If you build agents in OpenClaw, it’s tempting to implement “habit agent”, “todo agent”, and “reminder agent” as separate projects. It works—until behavior drifts across agents, state fragments, and every feature requires updating three codebases.
Buffy is designed to invert this: one behavior core (habits/tasks/routines + reminders + memory) exposed via API, with OpenClaw and channel bots acting as thin interfaces.
This guide explains the integration mindset and the practical architecture you want if you care about correctness, consistency, and expanding to new channels later.
Integration goal: OpenClaw orchestrates, Buffy owns behavior
Think of the boundary like this:
- OpenClaw: orchestration, agent UX, tool calling, workflow composition.
- Buffy core: durable behavior state + logic:
- Activity model (habit/task/routine)
- Scheduling + reminders
- Event history
- Memory (short-term + episodic + semantic)
That separation is what keeps feature work from duplicating across agents.
For the product-level explanation of the same boundary, see:
The data shape that keeps everything consistent
A reliable multi-channel agent platform needs a unified message format. Even if OpenClaw calls tools differently per workflow, you want to normalize to a single shape before hitting the core.
Minimum fields you typically need:
- Identity: user_id (and optionally workspace/team ids)

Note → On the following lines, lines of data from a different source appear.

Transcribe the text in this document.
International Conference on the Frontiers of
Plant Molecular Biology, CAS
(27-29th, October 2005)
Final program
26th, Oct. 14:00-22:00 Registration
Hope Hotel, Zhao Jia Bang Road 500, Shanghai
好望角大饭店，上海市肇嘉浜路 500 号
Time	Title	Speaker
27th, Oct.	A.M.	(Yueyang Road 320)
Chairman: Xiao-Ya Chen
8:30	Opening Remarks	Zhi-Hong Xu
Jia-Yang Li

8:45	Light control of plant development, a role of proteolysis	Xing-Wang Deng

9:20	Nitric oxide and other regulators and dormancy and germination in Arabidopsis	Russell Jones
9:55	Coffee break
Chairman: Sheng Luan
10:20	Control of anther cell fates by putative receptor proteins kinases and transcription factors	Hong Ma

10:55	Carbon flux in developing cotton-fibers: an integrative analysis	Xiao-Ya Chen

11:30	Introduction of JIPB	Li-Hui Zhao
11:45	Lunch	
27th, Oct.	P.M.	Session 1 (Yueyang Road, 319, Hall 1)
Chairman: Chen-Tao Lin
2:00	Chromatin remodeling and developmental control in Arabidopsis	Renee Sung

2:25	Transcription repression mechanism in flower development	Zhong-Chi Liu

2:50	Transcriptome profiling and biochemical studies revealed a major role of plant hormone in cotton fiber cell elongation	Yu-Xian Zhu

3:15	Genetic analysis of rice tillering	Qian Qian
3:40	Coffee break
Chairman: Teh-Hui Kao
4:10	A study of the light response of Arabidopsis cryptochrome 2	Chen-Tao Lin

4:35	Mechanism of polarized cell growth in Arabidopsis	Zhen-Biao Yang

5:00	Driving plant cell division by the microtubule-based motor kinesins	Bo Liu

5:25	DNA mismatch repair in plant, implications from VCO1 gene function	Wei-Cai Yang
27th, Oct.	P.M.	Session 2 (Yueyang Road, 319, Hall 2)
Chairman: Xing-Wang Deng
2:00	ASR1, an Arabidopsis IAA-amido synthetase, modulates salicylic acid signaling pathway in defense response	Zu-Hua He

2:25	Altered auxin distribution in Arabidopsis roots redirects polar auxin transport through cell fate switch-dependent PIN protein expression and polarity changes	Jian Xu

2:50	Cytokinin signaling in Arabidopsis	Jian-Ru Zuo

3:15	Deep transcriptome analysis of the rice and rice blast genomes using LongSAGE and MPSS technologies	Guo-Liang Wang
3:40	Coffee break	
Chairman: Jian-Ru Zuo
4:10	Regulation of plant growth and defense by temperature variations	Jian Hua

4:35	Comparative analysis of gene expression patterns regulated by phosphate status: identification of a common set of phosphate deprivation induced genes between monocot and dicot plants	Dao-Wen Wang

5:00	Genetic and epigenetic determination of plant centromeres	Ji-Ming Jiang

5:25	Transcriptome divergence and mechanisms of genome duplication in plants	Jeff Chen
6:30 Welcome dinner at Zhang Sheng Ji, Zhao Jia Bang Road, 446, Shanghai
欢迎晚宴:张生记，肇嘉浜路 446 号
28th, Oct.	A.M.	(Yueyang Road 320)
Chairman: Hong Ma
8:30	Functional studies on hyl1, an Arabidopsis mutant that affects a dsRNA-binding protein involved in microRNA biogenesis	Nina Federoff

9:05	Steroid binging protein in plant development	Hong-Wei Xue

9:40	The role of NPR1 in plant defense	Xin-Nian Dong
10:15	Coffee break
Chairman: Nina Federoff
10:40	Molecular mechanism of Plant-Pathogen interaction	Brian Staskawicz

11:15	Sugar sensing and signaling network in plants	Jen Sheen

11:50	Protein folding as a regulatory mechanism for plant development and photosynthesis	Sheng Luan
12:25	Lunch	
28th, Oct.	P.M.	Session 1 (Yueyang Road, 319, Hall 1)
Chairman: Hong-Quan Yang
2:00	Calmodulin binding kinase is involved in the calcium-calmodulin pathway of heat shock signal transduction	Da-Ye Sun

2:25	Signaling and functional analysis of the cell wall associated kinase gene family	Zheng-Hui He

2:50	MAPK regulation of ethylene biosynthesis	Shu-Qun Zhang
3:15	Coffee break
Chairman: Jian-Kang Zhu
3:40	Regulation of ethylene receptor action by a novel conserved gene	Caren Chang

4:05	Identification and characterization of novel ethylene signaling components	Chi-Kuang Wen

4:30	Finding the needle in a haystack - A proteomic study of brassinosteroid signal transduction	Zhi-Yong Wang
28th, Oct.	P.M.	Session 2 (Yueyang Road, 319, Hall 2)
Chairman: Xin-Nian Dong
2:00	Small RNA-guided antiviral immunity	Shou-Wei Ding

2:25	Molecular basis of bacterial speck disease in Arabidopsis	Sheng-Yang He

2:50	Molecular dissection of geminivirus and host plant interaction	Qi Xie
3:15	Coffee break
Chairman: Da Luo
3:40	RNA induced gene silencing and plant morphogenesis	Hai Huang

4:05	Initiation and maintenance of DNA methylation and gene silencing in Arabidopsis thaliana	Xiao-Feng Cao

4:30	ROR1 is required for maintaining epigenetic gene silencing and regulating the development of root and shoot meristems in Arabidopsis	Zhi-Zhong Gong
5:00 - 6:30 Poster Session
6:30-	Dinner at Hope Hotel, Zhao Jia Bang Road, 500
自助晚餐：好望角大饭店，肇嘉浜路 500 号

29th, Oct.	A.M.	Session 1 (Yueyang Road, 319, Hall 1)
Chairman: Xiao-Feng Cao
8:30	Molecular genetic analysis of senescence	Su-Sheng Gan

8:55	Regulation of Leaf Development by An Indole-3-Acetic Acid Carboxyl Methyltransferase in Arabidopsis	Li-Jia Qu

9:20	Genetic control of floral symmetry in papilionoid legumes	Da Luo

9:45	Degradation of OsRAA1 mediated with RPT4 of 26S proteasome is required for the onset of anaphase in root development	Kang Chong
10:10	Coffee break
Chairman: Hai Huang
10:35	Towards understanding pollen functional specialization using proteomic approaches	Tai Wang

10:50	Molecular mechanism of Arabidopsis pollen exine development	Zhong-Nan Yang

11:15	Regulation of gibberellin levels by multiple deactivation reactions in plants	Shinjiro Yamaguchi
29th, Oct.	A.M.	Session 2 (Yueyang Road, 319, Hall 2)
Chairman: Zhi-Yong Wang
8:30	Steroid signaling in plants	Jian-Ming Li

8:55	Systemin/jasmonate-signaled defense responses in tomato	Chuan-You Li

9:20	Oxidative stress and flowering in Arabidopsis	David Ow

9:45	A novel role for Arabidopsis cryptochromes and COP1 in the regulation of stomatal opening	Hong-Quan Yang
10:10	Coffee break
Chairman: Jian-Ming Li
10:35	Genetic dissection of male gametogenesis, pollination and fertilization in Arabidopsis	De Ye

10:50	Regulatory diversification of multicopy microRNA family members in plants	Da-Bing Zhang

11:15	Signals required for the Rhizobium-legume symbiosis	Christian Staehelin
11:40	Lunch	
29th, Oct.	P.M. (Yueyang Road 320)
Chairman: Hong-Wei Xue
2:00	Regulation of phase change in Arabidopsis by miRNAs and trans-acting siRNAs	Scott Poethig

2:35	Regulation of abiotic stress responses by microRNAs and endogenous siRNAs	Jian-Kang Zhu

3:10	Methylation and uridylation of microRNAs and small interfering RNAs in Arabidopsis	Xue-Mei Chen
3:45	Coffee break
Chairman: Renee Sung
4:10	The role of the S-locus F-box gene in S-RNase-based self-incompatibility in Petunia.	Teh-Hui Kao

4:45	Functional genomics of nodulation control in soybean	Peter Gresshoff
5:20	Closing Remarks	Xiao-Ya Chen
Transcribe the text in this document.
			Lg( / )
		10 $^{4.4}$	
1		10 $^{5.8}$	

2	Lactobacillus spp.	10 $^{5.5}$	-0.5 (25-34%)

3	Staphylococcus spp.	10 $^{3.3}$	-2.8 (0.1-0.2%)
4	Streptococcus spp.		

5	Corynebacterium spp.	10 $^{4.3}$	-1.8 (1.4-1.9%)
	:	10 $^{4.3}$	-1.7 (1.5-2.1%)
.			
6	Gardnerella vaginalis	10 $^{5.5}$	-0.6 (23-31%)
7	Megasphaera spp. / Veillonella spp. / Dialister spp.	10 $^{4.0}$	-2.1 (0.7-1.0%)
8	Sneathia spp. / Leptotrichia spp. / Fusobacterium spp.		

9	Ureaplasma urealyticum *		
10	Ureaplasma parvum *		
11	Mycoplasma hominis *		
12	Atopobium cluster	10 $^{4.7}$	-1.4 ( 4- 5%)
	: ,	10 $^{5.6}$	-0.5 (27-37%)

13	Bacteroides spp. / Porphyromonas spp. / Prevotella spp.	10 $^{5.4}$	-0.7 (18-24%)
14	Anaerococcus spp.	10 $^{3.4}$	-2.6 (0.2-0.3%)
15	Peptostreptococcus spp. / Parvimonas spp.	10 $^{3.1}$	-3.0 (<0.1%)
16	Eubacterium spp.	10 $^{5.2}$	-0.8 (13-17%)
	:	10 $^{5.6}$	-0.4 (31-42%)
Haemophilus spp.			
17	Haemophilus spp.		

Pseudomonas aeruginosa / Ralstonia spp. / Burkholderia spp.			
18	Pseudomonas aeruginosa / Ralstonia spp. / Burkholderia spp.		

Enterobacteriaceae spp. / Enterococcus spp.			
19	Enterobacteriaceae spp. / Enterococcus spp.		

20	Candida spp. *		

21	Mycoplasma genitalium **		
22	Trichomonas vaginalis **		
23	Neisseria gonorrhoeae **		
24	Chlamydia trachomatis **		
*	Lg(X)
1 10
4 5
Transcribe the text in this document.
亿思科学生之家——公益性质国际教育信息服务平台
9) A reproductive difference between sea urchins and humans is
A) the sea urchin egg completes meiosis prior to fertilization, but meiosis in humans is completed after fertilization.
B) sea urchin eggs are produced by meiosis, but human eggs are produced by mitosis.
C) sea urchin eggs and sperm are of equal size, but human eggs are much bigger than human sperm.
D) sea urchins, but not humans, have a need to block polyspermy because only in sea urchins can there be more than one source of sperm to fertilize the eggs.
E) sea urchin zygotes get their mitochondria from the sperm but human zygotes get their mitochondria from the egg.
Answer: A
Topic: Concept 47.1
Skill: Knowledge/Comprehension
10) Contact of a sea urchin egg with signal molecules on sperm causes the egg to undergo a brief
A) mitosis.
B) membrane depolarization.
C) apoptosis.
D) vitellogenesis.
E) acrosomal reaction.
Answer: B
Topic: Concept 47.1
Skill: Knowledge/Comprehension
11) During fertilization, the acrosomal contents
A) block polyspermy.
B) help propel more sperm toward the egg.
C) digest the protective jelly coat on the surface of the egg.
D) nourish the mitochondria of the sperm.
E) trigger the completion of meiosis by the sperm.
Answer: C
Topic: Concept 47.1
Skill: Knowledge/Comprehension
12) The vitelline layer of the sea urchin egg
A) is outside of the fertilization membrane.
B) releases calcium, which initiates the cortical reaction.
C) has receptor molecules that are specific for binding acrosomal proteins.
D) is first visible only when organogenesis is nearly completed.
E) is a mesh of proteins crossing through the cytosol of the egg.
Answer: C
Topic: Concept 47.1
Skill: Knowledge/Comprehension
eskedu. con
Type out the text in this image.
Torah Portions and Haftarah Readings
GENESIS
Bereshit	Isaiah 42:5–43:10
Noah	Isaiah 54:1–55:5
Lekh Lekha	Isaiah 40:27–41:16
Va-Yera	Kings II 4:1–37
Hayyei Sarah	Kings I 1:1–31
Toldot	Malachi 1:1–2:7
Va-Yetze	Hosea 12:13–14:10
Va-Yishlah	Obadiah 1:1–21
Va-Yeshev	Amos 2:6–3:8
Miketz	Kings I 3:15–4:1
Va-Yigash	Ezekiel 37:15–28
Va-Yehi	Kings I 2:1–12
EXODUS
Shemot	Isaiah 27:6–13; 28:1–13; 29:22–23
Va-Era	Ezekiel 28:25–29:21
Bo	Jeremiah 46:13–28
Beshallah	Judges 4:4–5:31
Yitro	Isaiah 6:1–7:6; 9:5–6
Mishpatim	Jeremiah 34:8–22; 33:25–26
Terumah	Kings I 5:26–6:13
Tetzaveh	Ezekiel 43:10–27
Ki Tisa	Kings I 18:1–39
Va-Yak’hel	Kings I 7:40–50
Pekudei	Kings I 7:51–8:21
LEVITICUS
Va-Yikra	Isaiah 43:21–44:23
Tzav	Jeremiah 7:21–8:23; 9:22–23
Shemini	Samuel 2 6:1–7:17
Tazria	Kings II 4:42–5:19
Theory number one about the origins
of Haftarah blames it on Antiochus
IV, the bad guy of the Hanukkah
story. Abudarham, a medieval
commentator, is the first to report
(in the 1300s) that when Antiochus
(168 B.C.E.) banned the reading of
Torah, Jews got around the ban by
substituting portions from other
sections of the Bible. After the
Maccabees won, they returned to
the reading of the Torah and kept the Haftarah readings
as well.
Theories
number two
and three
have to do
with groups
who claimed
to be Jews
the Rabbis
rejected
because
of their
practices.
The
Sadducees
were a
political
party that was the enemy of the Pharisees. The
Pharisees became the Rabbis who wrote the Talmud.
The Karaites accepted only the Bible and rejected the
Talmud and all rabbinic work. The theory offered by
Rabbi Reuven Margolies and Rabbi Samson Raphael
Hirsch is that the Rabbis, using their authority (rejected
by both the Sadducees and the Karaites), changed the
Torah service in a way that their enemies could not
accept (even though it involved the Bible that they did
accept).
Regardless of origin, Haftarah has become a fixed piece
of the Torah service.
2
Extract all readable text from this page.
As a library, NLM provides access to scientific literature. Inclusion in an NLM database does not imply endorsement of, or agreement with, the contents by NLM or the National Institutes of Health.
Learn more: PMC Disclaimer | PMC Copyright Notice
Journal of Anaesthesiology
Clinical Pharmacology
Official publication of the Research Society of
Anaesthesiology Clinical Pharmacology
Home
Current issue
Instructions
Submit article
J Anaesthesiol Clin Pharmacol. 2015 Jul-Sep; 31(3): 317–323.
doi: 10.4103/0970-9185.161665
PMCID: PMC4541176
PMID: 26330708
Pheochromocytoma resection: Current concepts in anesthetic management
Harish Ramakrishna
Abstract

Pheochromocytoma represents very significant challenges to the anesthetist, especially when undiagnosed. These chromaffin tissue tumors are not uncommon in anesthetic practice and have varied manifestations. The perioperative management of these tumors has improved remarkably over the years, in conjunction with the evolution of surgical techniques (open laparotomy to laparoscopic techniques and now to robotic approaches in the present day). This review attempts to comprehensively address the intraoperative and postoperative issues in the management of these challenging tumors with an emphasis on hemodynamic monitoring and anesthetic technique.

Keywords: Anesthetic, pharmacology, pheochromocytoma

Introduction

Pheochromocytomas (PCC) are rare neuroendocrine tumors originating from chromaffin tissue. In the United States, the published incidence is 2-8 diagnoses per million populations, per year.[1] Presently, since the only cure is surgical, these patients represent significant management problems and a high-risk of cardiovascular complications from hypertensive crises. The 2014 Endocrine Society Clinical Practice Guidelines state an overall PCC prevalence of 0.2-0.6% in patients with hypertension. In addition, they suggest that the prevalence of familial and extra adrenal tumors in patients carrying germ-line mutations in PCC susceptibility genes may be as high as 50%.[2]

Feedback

- Channel metadata: platform (chatgpt/telegram/slack/internal), conversation/thread ids
- Message: user text or structured command
- Timestamp: when it happened
- Context: optional (locale, timezone, user preferences)
Buffy’s existing engineering narrative for this pattern:
Recommended integration architecture
At a high level:
- OpenClaw receives a user intent (create habit, add task, update routine).
- OpenClaw normalizes it into a message envelope.
- OpenClaw sends it to Buffy’s API.
- Buffy updates activities, logs events, and schedules reminders.
- Reminders are delivered via the channel adapters (Telegram/Slack/etc).
The important part is that the behavior core owns the logic (parsing → persistence → scheduling → memory updates), not the adapter.
Keeping channel bots thin (and why it matters)
When channel adapters get “smart”, you pay for it later:
- Bugs appear only in one channel.
- New features roll out unevenly.
- Your “habit agent” and “todo agent” disagree about what happened.
Keep adapters focused on:
- Receive events
- Normalize into the unified format
- Call Buffy API
- Render responses
Everything else belongs in the core.
Testing strategy (pragmatic)
To avoid regressions across OpenClaw workflows:
- Test the core behavior via API using a set of canonical conversation scripts:
- Create habit + complete + skip + snooze
- Add task + due date + reschedule
- Routine with nested habits
- Run the same scripts through each adapter (ChatGPT/Telegram/Slack) to ensure the interface layer does not fork behavior.